Aujourd’hui officielle, populaire et de plus en plus internationale, la capoeira est marquée par une profusion de thèses philosophiques, chacun revendiquant la connaissance des secrets originels.
Cette confusion qui dérange certains paraît consubstantielle à la capoeira :
c’est son origine africaine qui induit ce polymorphisme ;
c’est la pratique qui caractérise le mouvement, pas les règles ponctuellement arrêtées ;
comme dans les sociétés de masques, les initiés gardent les secrets mais les enrichissent sans peur de trahir l’héritage car l’évolution est la preuve de la vivacité, de la richesse et le garant de la persistance.

C’est un jeu au cours duquel on apprend à ne plus avoir peur, à se dépasser en essayant de maîtriser des mouvements inconnus, spectaculaires, presqu’impossibles.
C’est une pratique sportive mixte où les grands et les petits, les avancés et les débutants, les garçons et les filles peuvent s’amuser ensembles, chanter, danser, « faire semblant » de se battre.
Angola, Régionale, on ne fait pas de capoeira pour se gonfler d’orgueil, terroriser ses amis dans la cours de récréation, faire mal à ses camarades, pour devenir beau et musclé.
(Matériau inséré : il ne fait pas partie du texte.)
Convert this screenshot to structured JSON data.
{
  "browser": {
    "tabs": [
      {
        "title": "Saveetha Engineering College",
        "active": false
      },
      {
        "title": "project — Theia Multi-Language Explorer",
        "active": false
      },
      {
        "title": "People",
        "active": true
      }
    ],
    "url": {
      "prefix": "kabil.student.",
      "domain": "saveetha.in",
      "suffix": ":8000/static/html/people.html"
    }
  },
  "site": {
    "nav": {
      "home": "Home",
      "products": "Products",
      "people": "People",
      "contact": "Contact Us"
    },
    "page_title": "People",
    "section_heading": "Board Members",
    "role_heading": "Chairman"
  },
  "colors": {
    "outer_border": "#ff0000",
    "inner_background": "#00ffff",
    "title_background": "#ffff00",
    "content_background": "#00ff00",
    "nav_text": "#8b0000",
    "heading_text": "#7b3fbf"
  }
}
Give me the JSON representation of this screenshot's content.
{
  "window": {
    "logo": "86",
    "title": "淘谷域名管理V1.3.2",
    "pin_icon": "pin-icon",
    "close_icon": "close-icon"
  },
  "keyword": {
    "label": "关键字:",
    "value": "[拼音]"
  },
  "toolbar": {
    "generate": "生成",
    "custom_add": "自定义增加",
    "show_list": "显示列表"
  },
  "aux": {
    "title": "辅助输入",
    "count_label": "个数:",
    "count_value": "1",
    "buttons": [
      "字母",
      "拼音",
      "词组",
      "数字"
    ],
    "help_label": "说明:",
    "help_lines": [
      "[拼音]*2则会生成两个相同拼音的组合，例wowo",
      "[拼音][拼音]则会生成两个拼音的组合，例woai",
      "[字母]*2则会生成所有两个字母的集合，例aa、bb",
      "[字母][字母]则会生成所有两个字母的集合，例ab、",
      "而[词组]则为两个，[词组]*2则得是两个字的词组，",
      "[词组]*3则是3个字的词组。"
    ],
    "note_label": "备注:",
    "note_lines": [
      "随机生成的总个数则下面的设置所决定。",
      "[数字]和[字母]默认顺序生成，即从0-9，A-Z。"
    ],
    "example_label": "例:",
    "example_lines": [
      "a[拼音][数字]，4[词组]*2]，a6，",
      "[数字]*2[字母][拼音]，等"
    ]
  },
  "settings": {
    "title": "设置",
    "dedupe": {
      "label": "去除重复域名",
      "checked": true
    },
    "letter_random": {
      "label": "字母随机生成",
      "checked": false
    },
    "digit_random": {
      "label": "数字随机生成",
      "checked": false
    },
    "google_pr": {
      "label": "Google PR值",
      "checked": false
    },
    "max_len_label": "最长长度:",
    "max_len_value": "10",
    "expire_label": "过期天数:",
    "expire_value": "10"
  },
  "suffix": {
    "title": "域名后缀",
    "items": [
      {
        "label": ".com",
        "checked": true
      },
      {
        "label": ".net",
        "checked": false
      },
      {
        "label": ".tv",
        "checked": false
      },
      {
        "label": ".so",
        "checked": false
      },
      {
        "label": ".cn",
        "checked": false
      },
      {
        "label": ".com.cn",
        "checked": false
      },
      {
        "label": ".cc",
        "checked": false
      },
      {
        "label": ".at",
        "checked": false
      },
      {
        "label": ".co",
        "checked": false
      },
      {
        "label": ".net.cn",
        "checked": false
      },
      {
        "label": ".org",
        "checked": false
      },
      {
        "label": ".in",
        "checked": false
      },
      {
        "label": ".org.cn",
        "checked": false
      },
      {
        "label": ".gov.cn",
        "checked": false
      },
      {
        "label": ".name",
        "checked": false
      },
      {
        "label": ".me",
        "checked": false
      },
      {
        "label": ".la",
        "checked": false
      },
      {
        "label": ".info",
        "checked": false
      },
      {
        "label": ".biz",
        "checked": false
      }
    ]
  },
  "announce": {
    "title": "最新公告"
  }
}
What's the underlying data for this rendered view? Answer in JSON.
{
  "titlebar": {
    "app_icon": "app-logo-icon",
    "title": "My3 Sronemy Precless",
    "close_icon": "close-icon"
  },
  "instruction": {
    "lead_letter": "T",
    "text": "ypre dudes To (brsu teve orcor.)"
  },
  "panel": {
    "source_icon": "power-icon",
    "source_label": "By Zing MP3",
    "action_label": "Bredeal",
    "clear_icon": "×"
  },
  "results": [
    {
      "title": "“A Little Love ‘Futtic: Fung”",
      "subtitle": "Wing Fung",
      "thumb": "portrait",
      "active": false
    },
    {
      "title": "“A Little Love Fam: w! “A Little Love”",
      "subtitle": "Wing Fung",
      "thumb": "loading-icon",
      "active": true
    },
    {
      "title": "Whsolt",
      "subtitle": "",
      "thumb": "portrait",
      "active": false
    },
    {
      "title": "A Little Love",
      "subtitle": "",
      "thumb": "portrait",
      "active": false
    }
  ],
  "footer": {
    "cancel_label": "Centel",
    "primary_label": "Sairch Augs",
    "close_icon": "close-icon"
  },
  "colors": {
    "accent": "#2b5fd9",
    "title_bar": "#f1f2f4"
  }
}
Non, on fait de la capoeira pour se découvrir soi-même, apprendre sur les cultures du Brésil et de l’Afrique, se dépasser, se révéler.

Activité sportive, lutte dansée, exutoire, la capoeira permet de travailler l’équilibre, la souplesse, le sens du rythme, le chant, la convivialité, la confiance en soi, la pratique d’instrument de musique, le portugais…

Un monde nouveau s’offre à vous.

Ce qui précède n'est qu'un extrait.